We’ve also seen Nintendo get creative — or not, depending on your perspective — in using work done on mobile to bolster its Switch line-up. We’re talking, of course, about the Mario Kart 8 Deluxe Booster Course Pass, which spruces up and adapts work primarily done for Mario Kart Tour. As we’ve suggested previously, this works well because many of us that devote hundreds of hours to MK8D on Switch may not play the mobile spin-off at all. So taking that content and using it as an easy-win makes sense, and of course it’s bundled with Nintendo Switch Online, giving that service a stronger sense of value.
To ignore mobile, and its potential monster revenues, would be reckless and – perhaps – a tad arrogant.
Overall, though, Nintendo doesn’t talk about mobile much at the moment. No wonder; the Switch is flying high, and the company has also been busy with its Theme Park expansions and the upcoming Mario movie. There’s also that inherent discomfort with the mobile market, with the ingredients for a mobile smash hit not necessarily blending with Nintendo’s public perception or IPs.

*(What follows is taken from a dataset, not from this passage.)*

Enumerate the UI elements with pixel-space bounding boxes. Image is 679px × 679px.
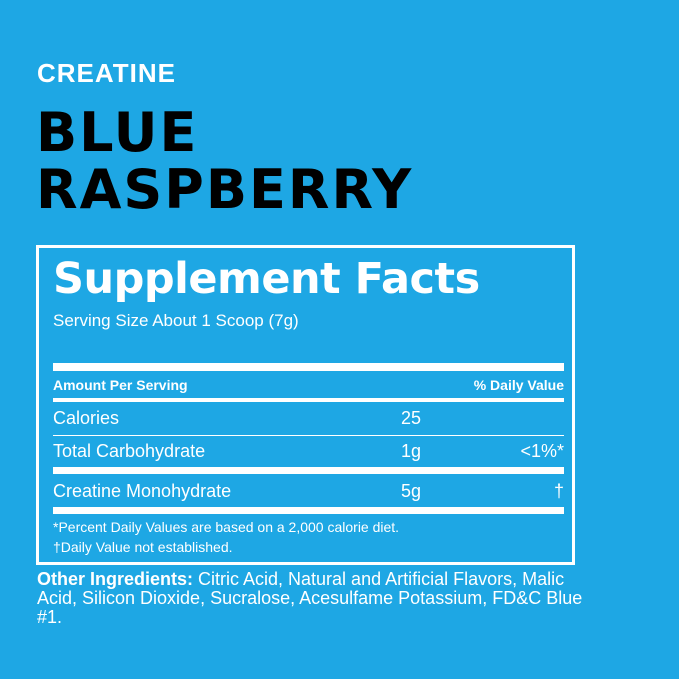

It’ll be interesting to see what happens with Nintendo and the mobile space in the next 2-3 years, then; perhaps the “arm’s length” strategy will be used and work well, with partners producing a hit app that doesn’t infringe too much on Nintendo’s ‘core’ business. Yet to ignore mobile, and its potential monster revenues, would be reckless and perhaps a tad arrogant. Nintendo is raking in the cash right now, but it’s only one bad idea or disappointing launch away from its hardware business being in trouble; not at risk of collapse — Nintendo has plenty in the bank to weather a storm or two — but certainly at risk of spooking shareholders. If the Switch successor were to fail, for example, Nintendo would potentially have a period of significant difficulty adjusting its business and presumably rushing to another new system.
Let’s not forget, the relative struggles of the 3DS and Wii U followed the utter dominance of DS and Wii; one hardware generation can make a big difference in fortunes. It’s not just Nintendo either — Sony went from stratospheric heights with PS2 to early struggles with the initially over-priced PS3, and Microsoft took the goodwill and growing fanbase of the Xbox 360 and released the initially maligned Xbox One.

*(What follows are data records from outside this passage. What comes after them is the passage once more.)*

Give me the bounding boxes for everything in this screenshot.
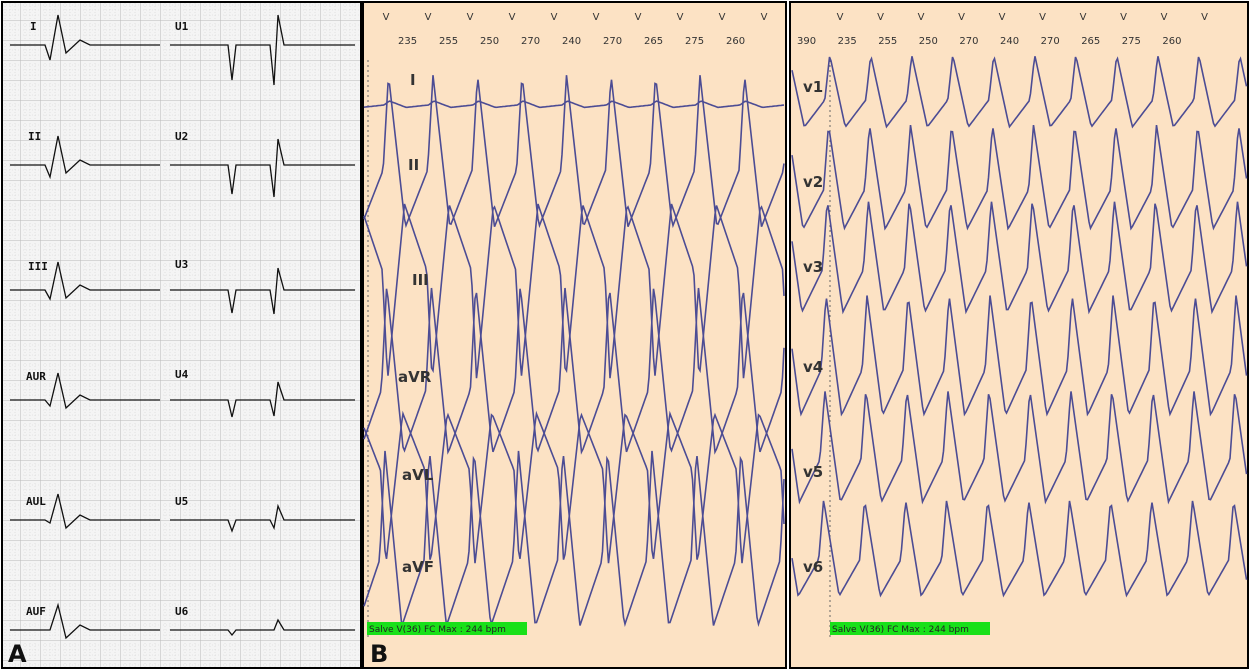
marker: V [837, 12, 844, 23]
lead-label: v1 [803, 78, 823, 96]
marker: V [1039, 12, 1046, 23]
figure: IU1IIU2IIIU3AURU4AULU5AUFU6ABVVVVVVVVVV2… [0, 0, 1250, 670]
interval: 270 [1041, 36, 1060, 47]
interval: 270 [959, 36, 978, 47]
interval: 250 [919, 36, 938, 47]
marker: V [1201, 12, 1208, 23]
lead-label: I [410, 71, 416, 89]
marker: V [1080, 12, 1087, 23]
panel-a [2, 2, 361, 668]
interval: 265 [1081, 36, 1100, 47]
interval: 260 [726, 36, 745, 47]
lead-label: v5 [803, 463, 823, 481]
lead-label: U3 [175, 258, 188, 271]
interval: 240 [562, 36, 581, 47]
interval: 255 [878, 36, 897, 47]
interval: 235 [838, 36, 857, 47]
status-text: Salve V(36) FC Max : 244 bpm [369, 625, 506, 635]
lead-label: AUR [26, 370, 46, 383]
interval: 240 [1000, 36, 1019, 47]
lead-label: U5 [175, 495, 188, 508]
lead-label: AUL [26, 495, 46, 508]
marker: V [509, 12, 516, 23]
lead-label: aVL [402, 466, 434, 484]
interval: 250 [480, 36, 499, 47]
marker: V [383, 12, 390, 23]
lead-label: U4 [175, 368, 189, 381]
interval: 270 [603, 36, 622, 47]
lead-label: II [28, 130, 41, 143]
marker: V [677, 12, 684, 23]
lead-label: v6 [803, 558, 823, 576]
panel-label: A [8, 640, 27, 668]
marker: V [635, 12, 642, 23]
status-text: Salve V(36) FC Max : 244 bpm [832, 625, 969, 635]
marker: V [761, 12, 768, 23]
marker: V [1120, 12, 1127, 23]
marker: V [719, 12, 726, 23]
marker: V [958, 12, 965, 23]
marker: V [551, 12, 558, 23]
lead-label: III [28, 260, 48, 273]
interval: 260 [1162, 36, 1181, 47]
interval: 235 [398, 36, 417, 47]
marker: V [1161, 12, 1168, 23]
interval: 275 [685, 36, 704, 47]
interval: 265 [644, 36, 663, 47]
marker: V [999, 12, 1006, 23]
marker: V [467, 12, 474, 23]
lead-label: U2 [175, 130, 188, 143]
lead-label: U1 [175, 20, 189, 33]
lead-label: AUF [26, 605, 46, 618]
lead-label: U6 [175, 605, 189, 618]
lead-label: I [30, 20, 37, 33]
interval: 275 [1122, 36, 1141, 47]
lead-label: v4 [803, 358, 823, 376]
marker: V [593, 12, 600, 23]
marker: V [918, 12, 925, 23]
panel-label: B [370, 640, 388, 668]
lead-label: aVR [398, 368, 432, 386]
marker: V [425, 12, 432, 23]
interval: 390 [797, 36, 816, 47]
marker: V [877, 12, 884, 23]
lead-label: v2 [803, 173, 823, 191]
lead-label: v3 [803, 258, 823, 276]
interval: 270 [521, 36, 540, 47]
lead-label: aVF [402, 558, 434, 576]
lead-label: II [408, 156, 419, 174]
interval: 255 [439, 36, 458, 47]
lead-label: III [412, 271, 429, 289]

Mobile, along with the LEGO licensing deals, movie projects, theme parks, merchandising and more, play a role in keeping Nintendo steady in the event of a rocky gaming hardware generation. To move away too far from that enormous potential market after just 5-6 years would perhaps come back to haunt the company, and while the company may be focussing elsewhere at the moment, we don’t see it moving away from mobile entirely, however well Nintendo consoles are selling.
Even if many of us on these pages aren’t particularly interested in mobile games from Nintendo — certainly not when compared to their console output — that doesn’t mean they’re not potentially important for the future. The company has learned a great deal about the mobile space since the Miitomo days, and even as individual titles like Dragalia are retired, we’ll be seeing the Nintendo logo appearing on mobile splash screens for a long time to come.